Ujung Pandang

La rue est fangeuse, sans trot­toir. Les familles cir­cu­lent à vélo­mo­teur: la mère à la manœu­vre, un bébé sur la poitrine, les enfants, sec­ond, troisième, quarte, à cal­i­four­chon ou en ama­zone. Pick-up, camions plon­gent dans les nids de poule, éclaboussent, les becaks pati­nent, il faut de l’aide pour récupér­er l’en­gin. Un coup de ton­nerre, la pluie redou­ble. Nous débou­chons. L’av­enue est imprat­i­ca­ble. Con­tre les bâti­ments, des véhicules garés en épi. Un, deux, cent, mille. Pour les con­tourn­er, il faut se ris­quer sur la route. Gala désigne une grille, un cabanon, un pré­posé.
- Laisse-moi faire!
- Ah non, surtout pas!
Si elle demande son chemin là, devant cet immeu­ble de l’ad­min­is­tra­tion, j’en aurai pour une heure à essuy­er les foudres, ruis­se­lant, dégoûté. Bien, elle a piv­oté. Direc­tion Asatu. De retour dans la ruelle, nous mar­chons à tâtons. Pas d’é­clairage pub­lic. En per­spec­tive, du velu, du mou, du borgne. Nous retournons dans le salon de l’hô­tel. Comme d’habi­tude, per­son­ne. Au fond d’un cagibi, Gala dégotte un jeune. Ce n’est pas celui de tout-à-l’heure.

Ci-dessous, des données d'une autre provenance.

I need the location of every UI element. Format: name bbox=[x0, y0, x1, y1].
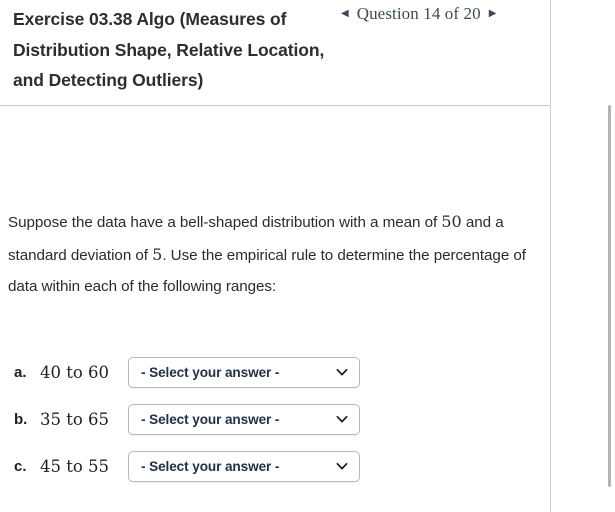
answer-range-b: 35 to 65 bbox=[40, 409, 110, 429]
answer-range-c: 45 to 55 bbox=[40, 456, 110, 476]
answer-select-b-value: - Select your answer - bbox=[141, 411, 280, 427]
next-question-icon[interactable]: ▶ bbox=[488, 7, 498, 21]
right-empty-pane bbox=[551, 0, 615, 512]
answer-letter-b: b. bbox=[14, 410, 28, 428]
main-content-column: Exercise 03.38 Algo (Measures of Distrib… bbox=[0, 0, 551, 512]
question-page: Exercise 03.38 Algo (Measures of Distrib… bbox=[0, 0, 615, 512]
exercise-title: Exercise 03.38 Algo (Measures of Distrib… bbox=[13, 9, 325, 90]
answer-row-a: a. 40 to 60 - Select your answer - bbox=[14, 356, 414, 388]
answer-letter-a: a. bbox=[14, 363, 27, 381]
question-prompt-block: Suppose the data have a bell-shaped dist… bbox=[8, 206, 538, 303]
answer-select-c-value: - Select your answer - bbox=[141, 458, 280, 474]
page-scrollbar-thumb[interactable] bbox=[608, 105, 611, 487]
answer-list: a. 40 to 60 - Select your answer - b. 35… bbox=[14, 356, 414, 497]
mean-value: 50 bbox=[441, 212, 462, 231]
previous-question-icon[interactable]: ◀ bbox=[340, 7, 350, 21]
answer-select-a-value: - Select your answer - bbox=[141, 364, 280, 380]
question-header: Exercise 03.38 Algo (Measures of Distrib… bbox=[0, 0, 550, 106]
answer-select-b[interactable]: - Select your answer - bbox=[128, 403, 360, 435]
question-prompt-text: Suppose the data have a bell-shaped dist… bbox=[8, 206, 538, 303]
answer-range-a: 40 to 60 bbox=[40, 362, 110, 382]
chevron-down-icon bbox=[334, 411, 350, 427]
chevron-down-icon bbox=[334, 458, 350, 474]
answer-select-c[interactable]: - Select your answer - bbox=[128, 450, 360, 482]
page-scrollbar-track[interactable] bbox=[608, 0, 615, 512]
chevron-down-icon bbox=[334, 364, 350, 380]
answer-row-c: c. 45 to 55 - Select your answer - bbox=[14, 450, 414, 482]
answer-select-a[interactable]: - Select your answer - bbox=[128, 356, 360, 388]
answer-row-b: b. 35 to 65 - Select your answer - bbox=[14, 403, 414, 435]
question-navigation: ◀ Question 14 of 20 ▶ bbox=[340, 3, 497, 25]
answer-letter-c: c. bbox=[14, 457, 27, 475]
question-counter-label: Question 14 of 20 bbox=[356, 4, 481, 23]
standard-deviation-value: 5 bbox=[152, 244, 163, 264]
prompt-segment-1: Suppose the data have a bell-shaped dist… bbox=[8, 214, 442, 231]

A preuve, il ne par­le aucune­ment l’anglais. “Restau­rant?” Le mot le fait sourire. “How can I help you?” Voilà la phrase qu’il a apprise. Gala ouvre la bouche, mâche, imite. Puis s’assied dans le canapé, passe des vitesses, tourne un volant. Le jeune cherche un para­pluie, renonce, sort la tête nue. Nous le suiv­ons. Il fait comme nous. Il part en direc­tion de l’av­enue. Ne revient pas, revient bre­douille. Me voilà ras­suré. Main­tenant, il va dans l’autre direc­tion. Celle des nids de poule. Du boy­au noir. L’eau gicle du toit des maisons. Un becak passe. Occupé. Le cycliste pédale en culottes, en mail­lot. Sa culotte est translu­cide, son mail­lot une ser­pil­lère. A l’a­vant, sur la ban­quette de kapoc, deux femmes et des sacs de légumes. Et tou­jours les voitures qui plon­gent, tour­nent, éclaboussent. Le jeune retourne sur l’av­enue. Et reparaît. Cette fois, il entre dans l’hô­tel.
- Il fait le tour?
- Non, dis-je à Gala, il s’en va.
Elle ne me croit pas.
- Il est dés­espéré, il aban­donne. Il ne sait pas com­ment nous le dire.
Gala guette la porte qui donne sur notre car­refour. La nuit, le ton­nerre, la flotte. Puis la façade de l’hô­tel s’éteint.
- Et voilà!
Sur­git un becak. Gala lui barre la route. En selle, un gosse de douze ans. Gala ouvre la bouche, mas­tique. Notre chauf­feur est pieds nus. Il saute dans une flaque, lève la capote qui pro­tège la ban­quette, la rabat sur nous. Sor­ti de la ruelle, il entre dans le traf­ic, se fau­file entre deux camions, un bus et vingt motos.
- Il va nous amen­er au Mac­Don­ald’s (car il y a un Mac­Don­ald’s).
Mais non — il nous dépose devant un hangar. Ce hangar est un restau­rant. Et plutôt chic: tables de fer, paniers à épices, frigidaires à thé froid et un grill à pois­son. A l’ex­térieur, sous la pluie, un stand à roulettes de la taille d’une cab­ine de télé­phone: Amer­i­ca ham­burg­ers. Cubes de pois­son blanc frits dans l’huile de palme, choux chi­nois chauds, riz cassé, éclats de poulet, os, piments, voilà pour la com­mande. Les cou­ples — madame voilée, mon­sieur en train­ing — man­gent avec les mains et nous obser­vent. Le repas fini, nous quit­tons le hangar pour nous réfugi­er, au numéro suiv­ant, le 12. Là s’élève un édi­fice mod­erne, éclairé de l’in­térieur. Sept soubrettes voilées gèrent le Bar and Art Gallery. Au menu, des juices. Pomme, ananas, papaye. Y a‑t-il des juices de carotte? Pour me faire enten­dre, j’imite une carotte. Prise d’un fou rire, la soubrette s’en­fuit. Ses amies la récupèrent; ensem­ble, les filles se cachent der­rière le comp­toir et pouffent.